The agent produces a Pydantic-typed AnalysisResult rather than freeform text, following Tenet 5: Machines read it first. This enables downstream agents to parse the output programmatically.

MCP Server (FastMCP v3)

The mcp/ package exposes the core differentiators via the Model Context Protocol, enabling coding agents (Claude Code, Cursor, etc.) to use the analysis capabilities directly:

  • Tools: start_analysis/check_analysis (kickoff/poll), query_code_graph (10 algorithms), explore_code_graph (progressive disclosure), get_graph_stats
  • Resources: Read-only access to analysis artifacts via analysis:// URI templates
  • Transport: stdio (default, for local MCP clients) or HTTP (for networked access)

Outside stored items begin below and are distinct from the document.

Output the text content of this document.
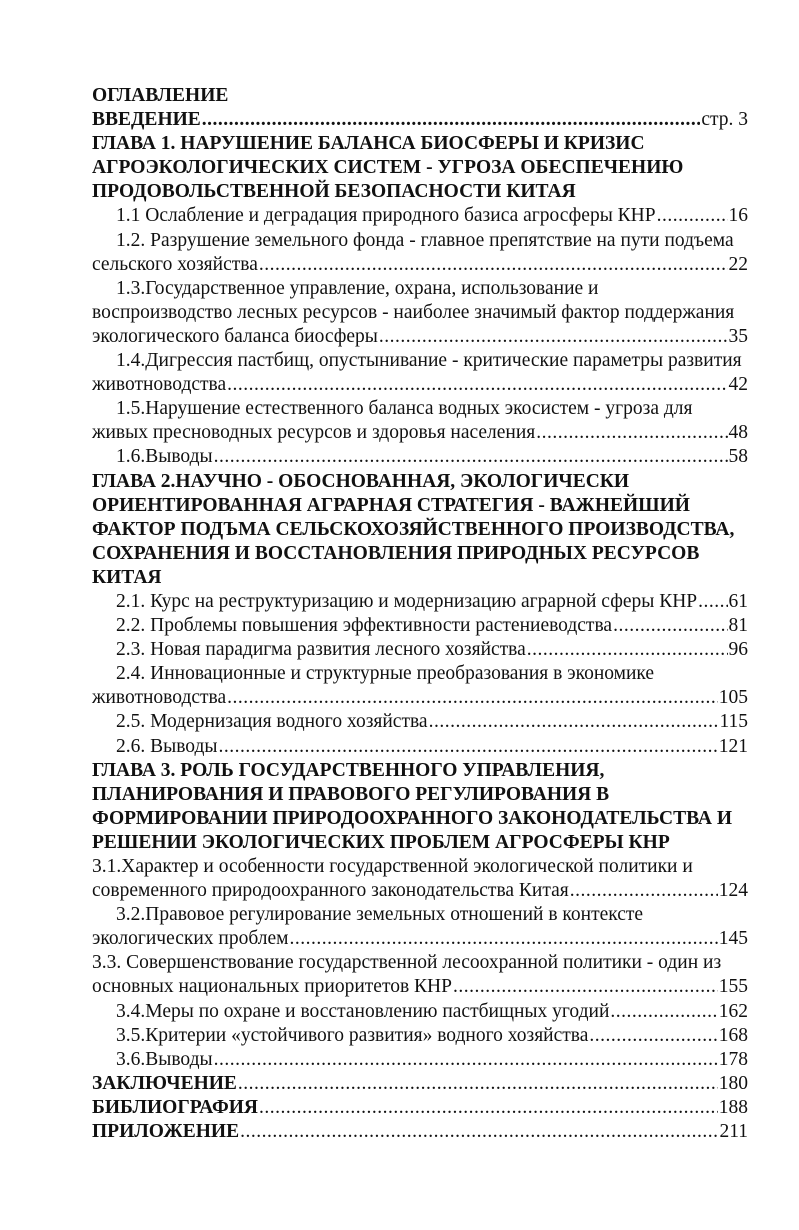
ОГЛАВЛЕНИЕ
ВВЕДЕНИЕ .....	стр. 3
ГЛАВА 1. НАРУШЕНИЕ БАЛАНСА БИОСФЕРЫ И КРИЗИС
АГРОЭКОЛОГИЧЕСКИХ СИСТЕМ - УГРОЗА ОБЕСПЕЧЕНИЮ
ПРОДОВОЛЬСТВЕННОЙ БЕЗОПАСНОСТИ КИТАЯ
1.1 Ослабление и деградация природного базиса агросферы КНР .....	16
1.2. Разрушение земельного фонда - главное препятствие на пути подъема
сельского хозяйства .....	22
1.3.Государственное управление, охрана, использование и
воспроизводство лесных ресурсов - наиболее значимый фактор поддержания
экологического баланса биосферы .....	35
1.4.Дигрессия пастбищ, опустынивание - критические параметры развития
животноводства .....	42
1.5.Нарушение естественного баланса водных экосистем - угроза для
живых пресноводных ресурсов и здоровья населения .....	48
1.6.Выводы .....	58
ГЛАВА 2.НАУЧНО - ОБОСНОВАННАЯ, ЭКОЛОГИЧЕСКИ
ОРИЕНТИРОВАННАЯ АГРАРНАЯ СТРАТЕГИЯ - ВАЖНЕЙШИЙ
ФАКТОР ПОДЪМА СЕЛЬСКОХОЗЯЙСТВЕННОГО ПРОИЗВОДСТВА,
СОХРАНЕНИЯ И ВОССТАНОВЛЕНИЯ ПРИРОДНЫХ РЕСУРСОВ
КИТАЯ
2.1. Курс на реструктуризацию и модернизацию аграрной сферы КНР ..... 61
2.2. Проблемы повышения эффективности растениеводства .....	81
2.3. Новая парадигма развития лесного хозяйства .....	96
2.4. Инновационные и структурные преобразования в экономике
животноводства .....	105
2.5. Модернизация водного хозяйства .....	115
2.6. Выводы .....	121
ГЛАВА 3. РОЛЬ ГОСУДАРСТВЕННОГО УПРАВЛЕНИЯ,
ПЛАНИРОВАНИЯ И ПРАВОВОГО РЕГУЛИРОВАНИЯ В
ФОРМИРОВАНИИ ПРИРОДООХРАННОГО ЗАКОНОДАТЕЛЬСТВА И
РЕШЕНИИ ЭКОЛОГИЧЕСКИХ ПРОБЛЕМ АГРОСФЕРЫ КНР
3.1.Характер и особенности государственной экологической политики и
современного природоохранного законодательства Китая .....	124
3.2.Правовое регулирование земельных отношений в контексте
экологических проблем .....	145
3.3. Совершенствование государственной лесоохранной политики - один из
основных национальных приоритетов КНР .....	155
3.4.Меры по охране и восстановлению пастбищных угодий .....	162
3.5.Критерии «устойчивого развития» водного хозяйства .....	168
3.6.Выводы .....	178
ЗАКЛЮЧЕНИЕ .....	180
БИБЛИОГРАФИЯ .....	188
ПРИЛОЖЕНИЕ .....	211
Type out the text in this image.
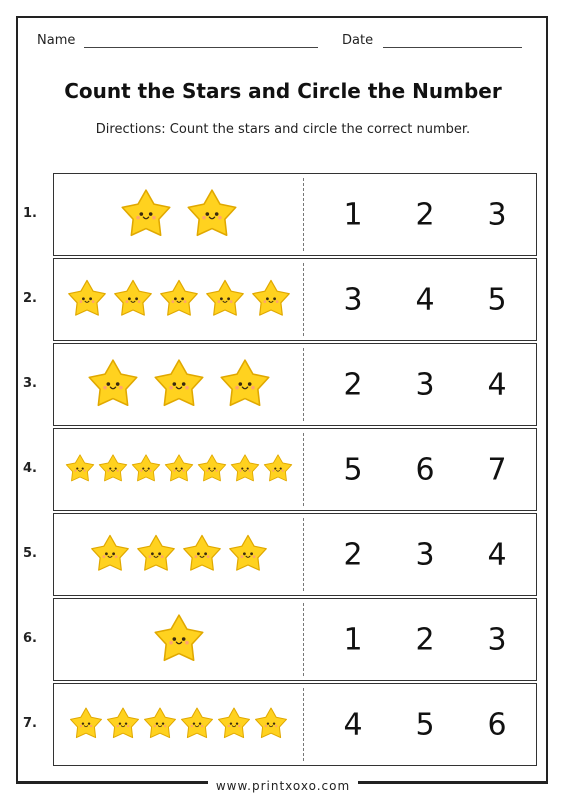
Name	Date
Count the Stars and Circle the Number
Directions: Count the stars and circle the correct number.
1.	1 2 3
2.	3 4 5
3.	2 3 4
4.	5 6 7
5.	2 3 4
6.	1 2 3
7.	4 5 6
www.printxoxo.com
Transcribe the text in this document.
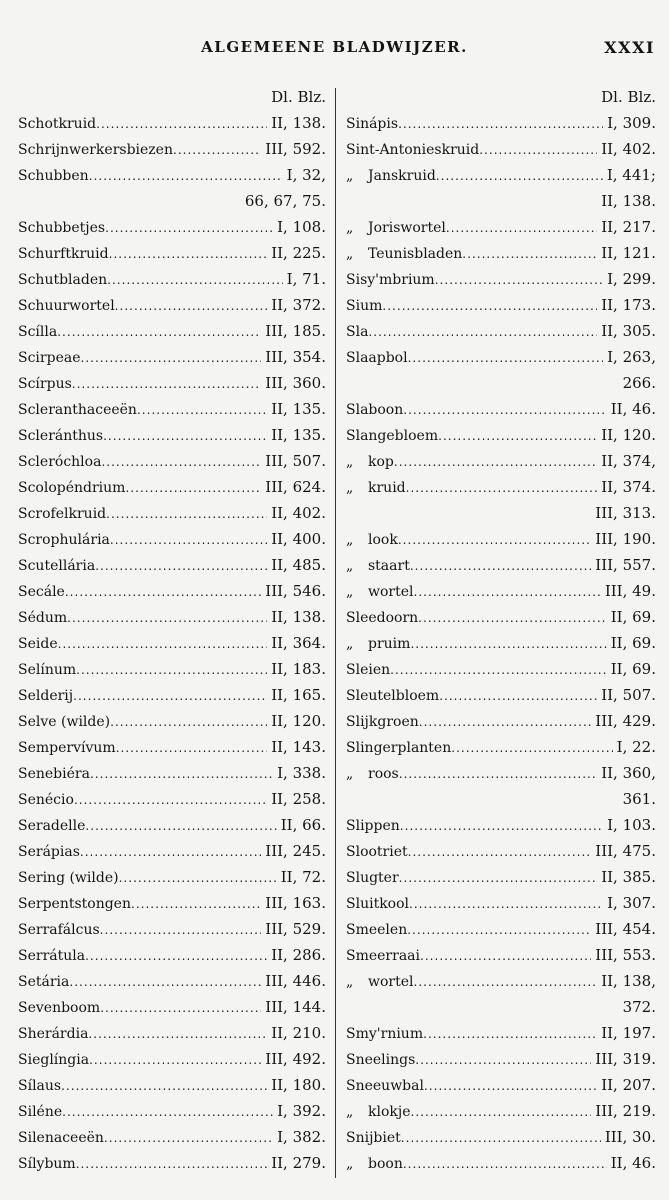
ALGEMEENE BLADWIJZER.	XXXI
Dl. Blz.
Schotkruid . . .	II, 138.
Schrijnwerkersbiezen . . .	III, 592.
Schubben . . .	I, 32,
66, 67, 75.
Schubbetjes . . .	I, 108.
Schurftkruid . . .	II, 225.
Schutbladen . . .	I, 71.
Schuurwortel . . .	II, 372.
Scílla . . .	III, 185.
Scirpeae . . .	III, 354.
Scírpus . . .	III, 360.
Scleranthaceeën . . .	II, 135.
Scleránthus . . .	II, 135.
Scleróchloa . . .	III, 507.
Scolopéndrium . . .	III, 624.
Scrofelkruid . . .	II, 402.
Scrophulária . . .	II, 400.
Scutellária . . .	II, 485.
Secále . . .	III, 546.
Sédum . . .	II, 138.
Seide . . .	II, 364.
Selínum . . .	II, 183.
Selderij . . .	II, 165.
Selve (wilde) . . .	II, 120.
Sempervívum . . .	II, 143.
Senebiéra . . .	I, 338.
Senécio . . .	II, 258.
Seradelle . . .	II, 66.
Serápias . . .	III, 245.
Sering (wilde) . . .	II, 72.
Serpentstongen . . .	III, 163.
Serrafálcus . . .	III, 529.
Serrátula . . .	II, 286.
Setária . . .	III, 446.
Sevenboom . . .	III, 144.
Sherárdia . . .	II, 210.
Sieglíngia . . .	III, 492.
Sílaus . . .	II, 180.
Siléne . . .	I, 392.
Silenaceeën . . .	I, 382.
Sílybum . . .	II, 279.
Dl. Blz.
Sinápis . . .	I, 309.
Sint-Antonieskruid . . .	II, 402.
„ Janskruid . . .	I, 441;
II, 138.
„ Joriswortel . . .	II, 217.
„ Teunisbladen . . .	II, 121.
Sisy'mbrium . . .	I, 299.
Sium . . .	II, 173.
Sla . . .	II, 305.
Slaapbol . . .	I, 263,
266.
Slaboon . . .	II, 46.
Slangebloem . . .	II, 120.
„ kop . . .	II, 374,
„ kruid . . .	II, 374.
III, 313.
„ look . . .	III, 190.
„ staart . . .	III, 557.
„ wortel . . .	III, 49.
Sleedoorn . . .	II, 69.
„ pruim . . .	II, 69.
Sleien . . .	II, 69.
Sleutelbloem . . .	II, 507.
Slijkgroen . . .	III, 429.
Slingerplanten . . .	I, 22.
„ roos . . .	II, 360,
361.
Slippen . . .	I, 103.
Slootriet . . .	III, 475.
Slugter . . .	II, 385.
Sluitkool . . .	I, 307.
Smeelen . . .	III, 454.
Smeerraai . . .	III, 553.
„ wortel . . .	II, 138,
372.
Smy'rnium . . .	II, 197.
Sneelings . . .	III, 319.
Sneeuwbal . . .	II, 207.
„ klokje . . .	III, 219.
Snijbiet . . .	III, 30.
„ boon . . .	II, 46.
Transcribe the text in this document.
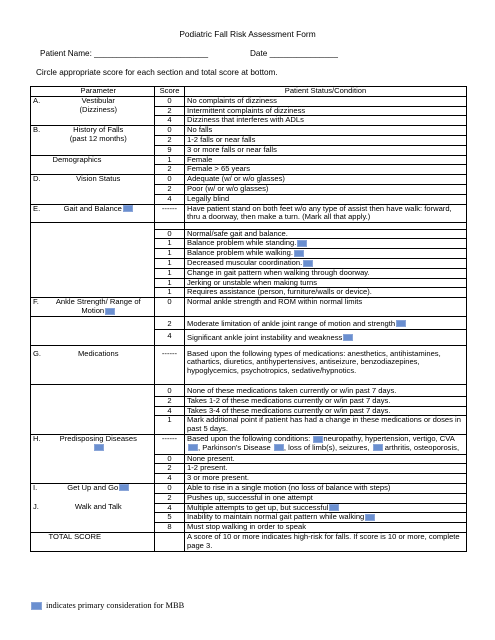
Podiatric Fall Risk Assessment Form
Patient Name: _________________________	Date _______________
Circle appropriate score for each section and total score at bottom.
	Parameter	Score	Patient Status/Condition
A.	Vestibular	0	No complaints of dizziness
	(Dizziness)	2	Intermittent complaints of dizziness
		4	Dizziness that interferes with ADLs
B.	History of Falls	0	No falls
	(past 12 months)	2	1-2 falls or near falls
		9	3 or more falls or near falls
	Demographics	1	Female
		2	Female > 65 years
D.	Vision Status	0	Adequate (w/ or w/o glasses)
		2	Poor (w/ or w/o glasses)
		4	Legally blind
E.	Gait and Balance	------	Have patient stand on both feet w/o any type of assist then have walk: forward, thru a doorway, then make a turn. (Mark all that apply.)

		0	Normal/safe gait and balance.
		1	Balance problem while standing.
		1	Balance problem while walking.
		1	Decreased muscular coordination.
		1	Change in gait pattern when walking through doorway.
		1	Jerking or unstable when making turns
		1	Requires assistance (person, furniture/walls or device).
F.	Ankle Strength/ Range of Motion	0	Normal ankle strength and ROM within normal limits
		2	Moderate limitation of ankle joint range of motion and strength
		4	Significant ankle joint instability and weakness
G.	Medications	------	Based upon the following types of medications: anesthetics, antihistamines, cathartics, diuretics, antihypertensives, antiseizure, benzodiazepines, hypoglycemics, psychotropics, sedative/hypnotics.
		0	None of these medications taken currently or w/in past 7 days.
		2	Takes 1-2 of these medications currently or w/in past 7 days.
		4	Takes 3-4 of these medications currently or w/in past 7 days.
		1	Mark additional point if patient has had a change in these medications or doses in past 5 days.
H.	Predisposing Diseases	------	Based upon the following conditions: neuropathy, hypertension, vertigo, CVA, Parkinson's Disease , loss of limb(s), seizures,  arthritis, osteoporosis,
		0	None present.
		2	1-2 present.
		4	3 or more present.
I.	Get Up and Go	0	Able to rise in a single motion (no loss of balance with steps)
		2	Pushes up, successful in one attempt
J.	Walk and Talk	4	Multiple attempts to get up, but successful
		5	Inability to maintain normal gait pattern while walking
		8	Must stop walking in order to speak
	TOTAL SCORE		A score of 10 or more indicates high-risk for falls. If score is 10 or more, complete page 3.
indicates primary consideration for MBB
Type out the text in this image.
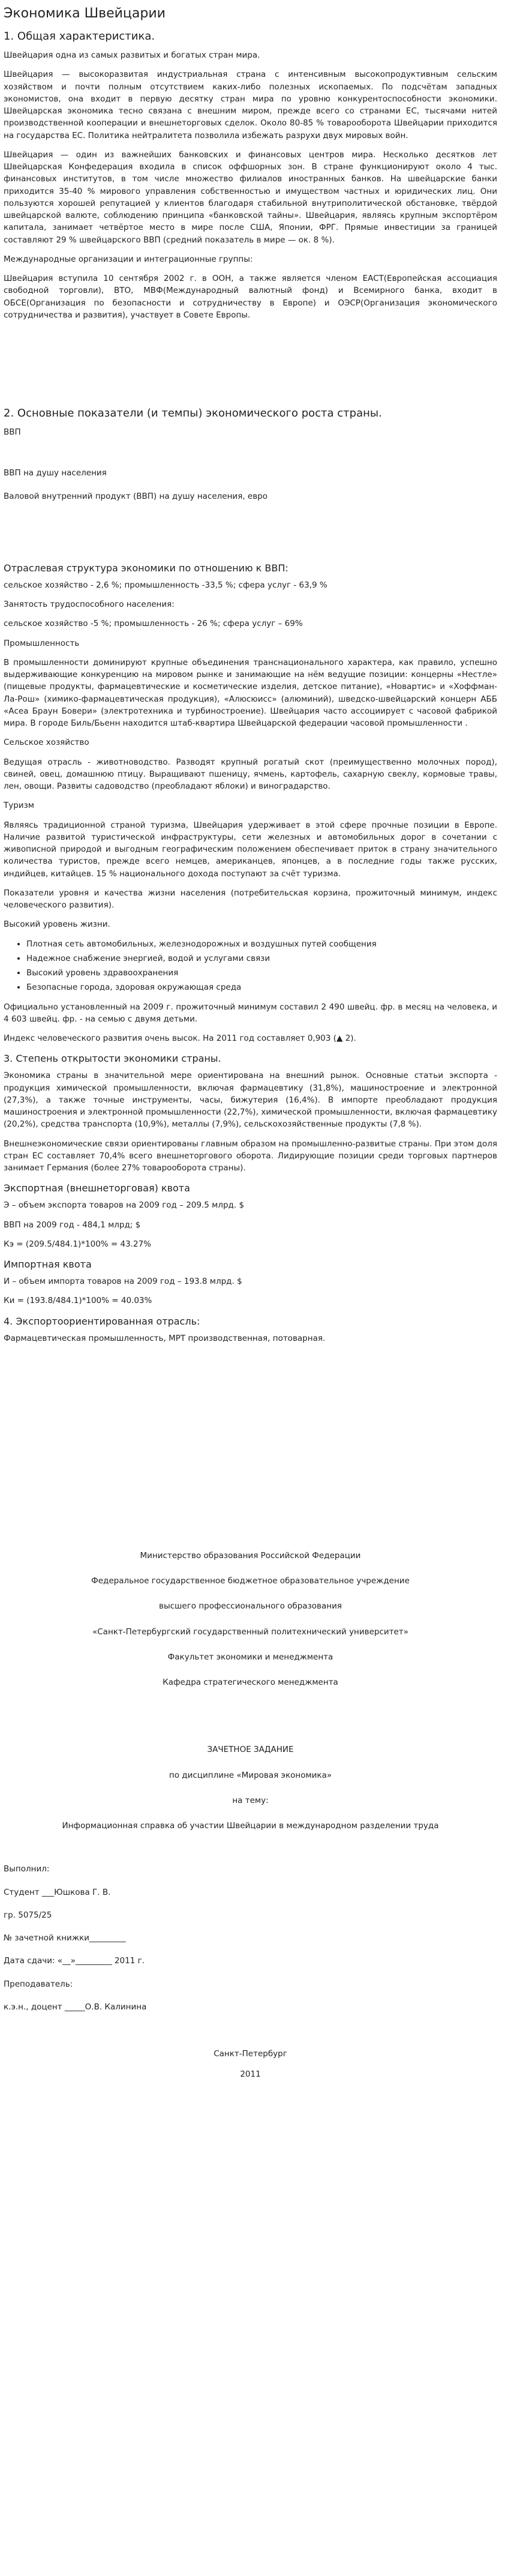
Экономика Швейцарии
1. Общая характеристика.

Швейцария одна из самых развитых и богатых стран мира.

Швейцария — высокоразвитая индустриальная страна с интенсивным высокопродуктивным сельским хозяйством и почти полным отсутствием каких-либо полезных ископаемых. По подсчётам западных экономистов, она входит в первую десятку стран мира по уровню конкурентоспособности экономики. Швейцарская экономика тесно связана с внешним миром, прежде всего со странами ЕС, тысячами нитей производственной кооперации и внешнеторговых сделок. Около 80-85 % товарооборота Швейцарии приходится на государства ЕС. Политика нейтралитета позволила избежать разрухи двух мировых войн.

Швейцария — один из важнейших банковских и финансовых центров мира. Несколько десятков лет Швейцарская Конфедерация входила в список оффшорных зон. В стране функционируют около 4 тыс. финансовых институтов, в том числе множество филиалов иностранных банков. На швейцарские банки приходится 35-40 % мирового управления собственностью и имуществом частных и юридических лиц. Они пользуются хорошей репутацией у клиентов благодаря стабильной внутриполитической обстановке, твёрдой швейцарской валюте, соблюдению принципа «банковской тайны». Швейцария, являясь крупным экспортёром капитала, занимает четвёртое место в мире после США, Японии, ФРГ. Прямые инвестиции за границей составляют 29 % швейцарского ВВП (средний показатель в мире — ок. 8 %).

Международные организации и интеграционные группы:

Швейцария вступила 10 сентября 2002 г. в ООН, а также является членом EACT(Европейская ассоциация свободной торговли), ВТО, МВФ(Международный валютный фонд) и Всемирного банка, входит в ОБСЕ(Организация по безопасности и сотрудничеству в Европе) и ОЭСР(Организация экономического сотрудничества и развития), участвует в Совете Европы.

2. Основные показатели (и темпы) экономического роста страны.

ВВП

ВВП на душу населения

Валовой внутренний продукт (ВВП) на душу населения, евро

Отраслевая структура экономики по отношению к ВВП:

сельское хозяйство - 2,6 %; промышленность -33,5 %; сфера услуг - 63,9 %

Занятость трудоспособного населения:

сельское хозяйство -5 %; промышленность - 26 %; сфера услуг – 69%

Промышленность

В промышленности доминируют крупные объединения транснационального характера, как правило, успешно выдерживающие конкуренцию на мировом рынке и занимающие на нём ведущие позиции: концерны «Нестле» (пищевые продукты, фармацевтические и косметические изделия, детское питание), «Новартис» и «Хоффман-Ла-Рош» (химико-фармацевтическая продукция), «Алюсюисс» (алюминий), шведско-швейцарский концерн АББ «Асеа Браун Бовери» (электротехника и турбиностроение). Швейцария часто ассоциирует с часовой фабрикой мира. В городе Биль/Бьенн находится штаб-квартира Швейцарской федерации часовой промышленности .

Сельское хозяйство

Ведущая отрасль - животноводство. Разводят крупный рогатый скот (преимущественно молочных пород), свиней, овец, домашнюю птицу. Выращивают пшеницу, ячмень, картофель, сахарную свеклу, кормовые травы, лен, овощи. Развиты садоводство (преобладают яблоки) и виноградарство.

Туризм

Являясь традиционной страной туризма, Швейцария удерживает в этой сфере прочные позиции в Европе. Наличие развитой туристической инфраструктуры, сети железных и автомобильных дорог в сочетании с живописной природой и выгодным географическим положением обеспечивает приток в страну значительного количества туристов, прежде всего немцев, американцев, японцев, а в последние годы также русских, индийцев, китайцев. 15 % национального дохода поступают за счёт туризма.

Показатели уровня и качества жизни населения (потребительская корзина, прожиточный минимум, индекс человеческого развития).

Высокий уровень жизни.

• Плотная сеть автомобильных, железнодорожных и воздушных путей сообщения
• Надежное снабжение энергией, водой и услугами связи
• Высокий уровень здравоохранения
• Безопасные города, здоровая окружающая среда

Официально установленный на 2009 г. прожиточный минимум составил 2 490 швейц. фр. в месяц на человека, и 4 603 швейц. фр. - на семью с двумя детьми.

Индекс человеческого развития очень высок. На 2011 год составляет 0,903 (▲ 2).

3. Степень открытости экономики страны.

Экономика страны в значительной мере ориентирована на внешний рынок. Основные статьи экспорта - продукция химической промышленности, включая фармацевтику (31,8%), машиностроение и электронной (27,3%), а также точные инструменты, часы, бижутерия (16,4%). В импорте преобладают продукция машиностроения и электронной промышленности (22,7%), химической промышленности, включая фармацевтику (20,2%), средства транспорта (10,9%), металлы (7,9%), сельскохозяйственные продукты (7,8 %).

Внешнеэкономические связи ориентированы главным образом на промышленно-развитые страны. При этом доля стран ЕС составляет 70,4% всего внешнеторгового оборота. Лидирующие позиции среди торговых партнеров занимает Германия (более 27% товарооборота страны).

Экспортная (внешнеторговая) квота

Э – объем экспорта товаров на 2009 год – 209.5 млрд. $

ВВП на 2009 год - 484,1 млрд; $

Кэ = (209.5/484.1)*100% = 43.27%

Импортная квота

И – объем импорта товаров на 2009 год – 193.8 млрд. $

Ки = (193.8/484.1)*100% = 40.03%

4. Экспортоориентированная отрасль:

Фармацевтическая промышленность, МРТ производственная, потоварная.

Министерство образования Российской Федерации

Федеральное государственное бюджетное образовательное учреждение

высшего профессионального образования

«Санкт-Петербургский государственный политехнический университет»

Факультет экономики и менеджмента

Кафедра стратегического менеджмента

ЗАЧЕТНОЕ ЗАДАНИЕ

по дисциплине «Мировая экономика»

на тему:

Информационная справка об участии Швейцарии в международном разделении труда

Выполнил:

Студент ___Юшкова Г. В.

гр. 5075/25

№ зачетной книжки_________

Дата сдачи: «__»_________ 2011 г.

Преподаватель:

к.э.н., доцент _____О.В. Калинина

Санкт-Петербург

2011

Commodity tools (ripgrep, LSP, git, ast-grep) are intentionally not exposed -- they are already available in every coding agent's MCP marketplace.

context7 MCP Integration

The analysis agent loads context7 documentation tools via strands.tools.mcp.MCPClient, enabling library documentation lookup during analysis. This is controlled by CODE_CONTEXT_CONTEXT7_ENABLED (default: true) and requires npx.

Mode-Aware Pipeline (v7)

The --full flag triggers exhaustive analysis. The mode is threaded through the entire pipeline:

CLI (--full) → _derive_mode() → run_analysis(mode=) → create_agent(mode=)
                                      ↓                       ↓
                              RichEventConsumer(mode=)   get_prompt(mode=)
                              (phase indicator,          create_all_hooks(full_mode=)
                               discovery feed,           (+ FailFastHook)
                               mode badge)
  • FailFastHook raises FullModeToolError when non-exempt tools return errors in full mode
  • Phase detection maps tool calls to 10 analysis phases for TUI progress display
  • Discovery feed extracts notable findings from tool results (file counts, symbol counts, hotspots)
  • Mode-aware prompt switches between size-limited (_size_limits.md.j2) and exhaustive (_full_mode.md.j2) steering directives

See Full Mode and TUI Phases for details.


Security Model

The agent operates within a defense-in-depth security boundary:

  • Shell allowlist -- Only a curated set of read-only programs can execute via the shell tool. Write operations, network commands, and shell operators are blocked.
  • Input validation -- All tool inputs (paths, patterns, globs) pass through validation functions that prevent path traversal and command injection.
  • Path containment -- File operations are validated to stay within the repository root.
  • Git read-only -- Git subcommands are restricted to read-only operations (log, diff, blame, status, etc.).

See the Security documentation for full details on the security model and CI pipeline.